Bored teenagers look the same, even under Phaedra's control.
Enlarge / Bored teenagers look the same, even under Phaedra’s control.


Andrew: Yeah, I don’t have a problem with the episode, and people who watch this in the future, when the entire season is available to binge, probably won’t be as bothered by the delayed cliffhanger.

However, this flirts with something I can find frustrating in fiction: this urge to show/explain every little thing about a character rather than let things be implied or a bit mysterious. I’m not too upset about it here, but yeah TLoU extends into a second or third season, it could see them leaning on flashback for filler in a way that might be less interesting.

Have you ever wondered, viewers, how Ellie got her knife? How did Bill get her truck? Tune in next week!

Kyle: As long as they don’t fill up on 50 years of Star Wars, I think it’ll be fine…

Andrew:Anyway, other than that stuff, this episode allows us to spend a lot of time with Ellie without Joel for the first time, which I appreciate. Is it a flashback from a few days? Weeks? Months? Before the start of the series, when Ellie is just a bad-attitude teenager at Phaedra High School instead of a potential savior of humanity.

Kyle: In the game, I think it’s set a few weeks before Ellie meets Joel, so let’s stick with that.

I was happy to see a well-acted version of Riley here, acting as a foil to push and pull Ellie in interesting directions. However, even if I didn’t know what was going to happen, I think it would be pretty hard to get too attached to her. The pattern of “meeting a new character; seeing them connect with the characters we love; whoops, they’re dead in an episode or two” is already playing out quite a bit. It is possible to go to that well too often…
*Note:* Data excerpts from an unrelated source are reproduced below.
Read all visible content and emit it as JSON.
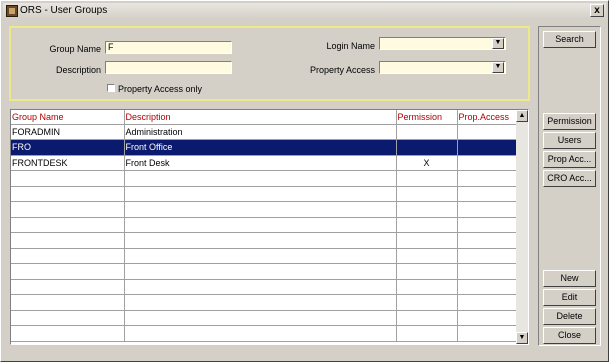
{
  "window": {
    "title": "ORS - User Groups",
    "close_label": "x"
  },
  "search": {
    "group_name_label": "Group Name",
    "group_name_value": "F",
    "description_label": "Description",
    "description_value": "",
    "login_name_label": "Login Name",
    "login_name_value": "",
    "property_access_label": "Property Access",
    "property_access_value": "",
    "property_access_only_label": "Property Access only",
    "property_access_only_checked": false
  },
  "grid": {
    "columns": [
      "Group Name",
      "Description",
      "Permission",
      "Prop.Access"
    ],
    "rows": [
      {
        "group_name": "FORADMIN",
        "description": "Administration",
        "permission": "",
        "prop_access": ""
      },
      {
        "group_name": "FRO",
        "description": "Front Office",
        "permission": "",
        "prop_access": ""
      },
      {
        "group_name": "FRONTDESK",
        "description": "Front Desk",
        "permission": "X",
        "prop_access": ""
      }
    ],
    "selected_row": 1
  },
  "buttons": {
    "search": "Search",
    "permission": "Permission",
    "users": "Users",
    "prop_acc": "Prop Acc...",
    "cro_acc": "CRO Acc...",
    "new": "New",
    "edit": "Edit",
    "delete": "Delete",
    "close": "Close"
  },
  "colors": {
    "background": "#d4d0c8",
    "field_background": "#fffbe0",
    "header_text": "#b00000",
    "selected_row": "#0a1a6e",
    "search_panel_border": "#ece98a"
  }
}
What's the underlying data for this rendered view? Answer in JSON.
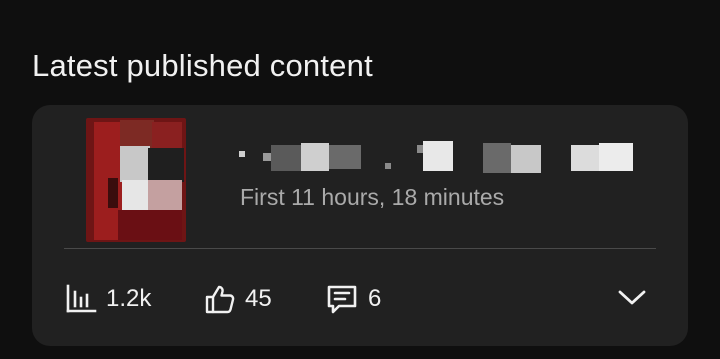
{
  "section": {
    "title": "Latest published content"
  },
  "video": {
    "meta": "First 11 hours, 18 minutes",
    "thumbnail_colors": [
      "#8b1a1a",
      "#5a1212",
      "#c9c9c9",
      "#2a2a2a",
      "#7a3030"
    ]
  },
  "stats": {
    "views": {
      "icon": "bar-chart-icon",
      "value": "1.2k"
    },
    "likes": {
      "icon": "thumbs-up-icon",
      "value": "45"
    },
    "comments": {
      "icon": "comment-icon",
      "value": "6"
    }
  },
  "expand": {
    "icon": "chevron-down-icon"
  },
  "colors": {
    "background": "#0f0f0f",
    "card": "#212121",
    "text_primary": "#f1f1f1",
    "text_secondary": "#aaaaaa",
    "divider": "#4a4a4a"
  }
}
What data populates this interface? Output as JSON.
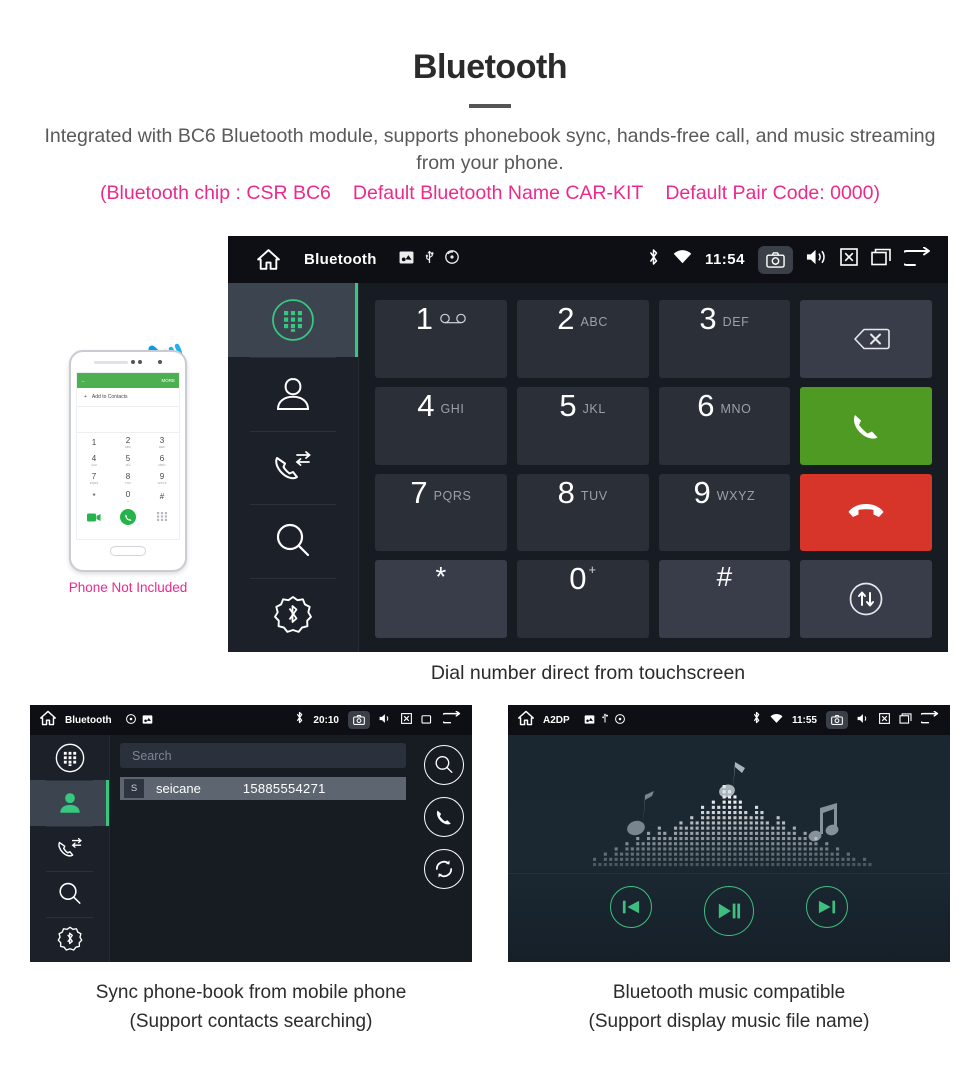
{
  "header": {
    "title": "Bluetooth",
    "subtitle": "Integrated with BC6 Bluetooth module, supports phonebook sync, hands-free call, and music streaming from your phone.",
    "spec_chip": "(Bluetooth chip : CSR BC6",
    "spec_name": "Default Bluetooth Name CAR-KIT",
    "spec_pair": "Default Pair Code: 0000)",
    "accent_pink": "#ec2a8c",
    "text_gray": "#58595b"
  },
  "main_screen": {
    "statusbar": {
      "title": "Bluetooth",
      "time": "11:54",
      "icons": {
        "home": "home-icon",
        "sd": "sd-card-icon",
        "usb": "usb-icon",
        "disc": "disc-icon",
        "bluetooth": "bluetooth-icon",
        "wifi": "wifi-icon",
        "camera": "camera-icon",
        "volume": "volume-icon",
        "mute": "mute-x-icon",
        "recents": "recents-icon",
        "back": "back-arrow-icon"
      }
    },
    "sidebar": [
      {
        "name": "dialpad",
        "label": "dialpad-icon",
        "active": true
      },
      {
        "name": "contacts",
        "label": "contacts-icon",
        "active": false
      },
      {
        "name": "call-history",
        "label": "call-history-icon",
        "active": false
      },
      {
        "name": "search",
        "label": "search-icon",
        "active": false
      },
      {
        "name": "bt-settings",
        "label": "bluetooth-settings-icon",
        "active": false
      }
    ],
    "keys": [
      {
        "num": "1",
        "sub": "",
        "icon": "voicemail-icon"
      },
      {
        "num": "2",
        "sub": "ABC"
      },
      {
        "num": "3",
        "sub": "DEF"
      },
      {
        "num": "4",
        "sub": "GHI"
      },
      {
        "num": "5",
        "sub": "JKL"
      },
      {
        "num": "6",
        "sub": "MNO"
      },
      {
        "num": "7",
        "sub": "PQRS"
      },
      {
        "num": "8",
        "sub": "TUV"
      },
      {
        "num": "9",
        "sub": "WXYZ"
      },
      {
        "num": "*",
        "sub": ""
      },
      {
        "num": "0",
        "sup": "+"
      },
      {
        "num": "#",
        "sub": ""
      }
    ],
    "actions": {
      "backspace": "backspace-icon",
      "call": "call-icon",
      "hangup": "hangup-icon",
      "transfer": "transfer-audio-icon",
      "call_color": "#4f9a22",
      "hangup_color": "#d7342a"
    },
    "caption": "Dial number direct from touchscreen"
  },
  "phone_mock": {
    "header_back": "←",
    "header_more": "MORE",
    "add_contacts": "Add to Contacts",
    "keys": [
      {
        "num": "1",
        "sub": ""
      },
      {
        "num": "2",
        "sub": "ABC"
      },
      {
        "num": "3",
        "sub": "DEF"
      },
      {
        "num": "4",
        "sub": "GHI"
      },
      {
        "num": "5",
        "sub": "JKL"
      },
      {
        "num": "6",
        "sub": "MNO"
      },
      {
        "num": "7",
        "sub": "PQRS"
      },
      {
        "num": "8",
        "sub": "TUV"
      },
      {
        "num": "9",
        "sub": "WXYZ"
      },
      {
        "num": "*",
        "sub": ""
      },
      {
        "num": "0",
        "sub": "+"
      },
      {
        "num": "#",
        "sub": ""
      }
    ],
    "note": "Phone Not Included"
  },
  "phonebook_screen": {
    "statusbar": {
      "title": "Bluetooth",
      "time": "20:10"
    },
    "search_placeholder": "Search",
    "contact": {
      "initial": "S",
      "name": "seicane",
      "number": "15885554271"
    },
    "actions": [
      "search-icon",
      "call-icon",
      "sync-icon"
    ],
    "caption_line1": "Sync phone-book from mobile phone",
    "caption_line2": "(Support contacts searching)"
  },
  "music_screen": {
    "statusbar": {
      "title": "A2DP",
      "time": "11:55"
    },
    "controls": [
      "previous-track",
      "play-pause",
      "next-track"
    ],
    "accent_green": "#3fbf7f",
    "caption_line1": "Bluetooth music compatible",
    "caption_line2": "(Support display music file name)"
  }
}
Don't get too attached, Ellie...
Enlarge / Don’t get too attached, Ellie…


Andrew: Two in company, three in crowd The last of us universe, and if you spend any time with Ellie and Joel, you better have an exit strategy figured out. I appreciate the commitment to keep the focus narrow, but what if more characters, like Tommy, were just allowed to go on and lead their own lives instead of dying horribly? I guess we’ll never know.

Kyle:I guess it feels a bit different in-game because these characters tend to stick with you a bit longer, even if that time is often artificially lengthened by gunfights and whatnot. So the pattern is still there in the game, but it doesn’t seem as predictably timed to the pauses at the end of the episode.

Andrew: However, let’s give some props to the set designers, who seem delighted to be working in something other than another run-down residential area. The layout of the dilapidated, abandoned mall, the episode’s grand setting, has tons of fun details. I didn’t go frame by frame to check and ensure that all of the actual stores mentioned/depicted were portrayed exactly as they would have been in September 2003, but the presence of an abandoned mall with all of its anchor stores intact is very true to the early 1990s. ’00.

Another “collapsed partnership in September 2003!” Things I liked: Of course, there would be a Halloween pop-up shop in this mall, and Ellie is listening to a cut of Riot Act from 2002, Pearl Jam’s final in-universe album. (Unless Eddie Vedder survived the apocalypse; of all the alt-rock stalwarts, he’s the one I’d bet on, honestly.)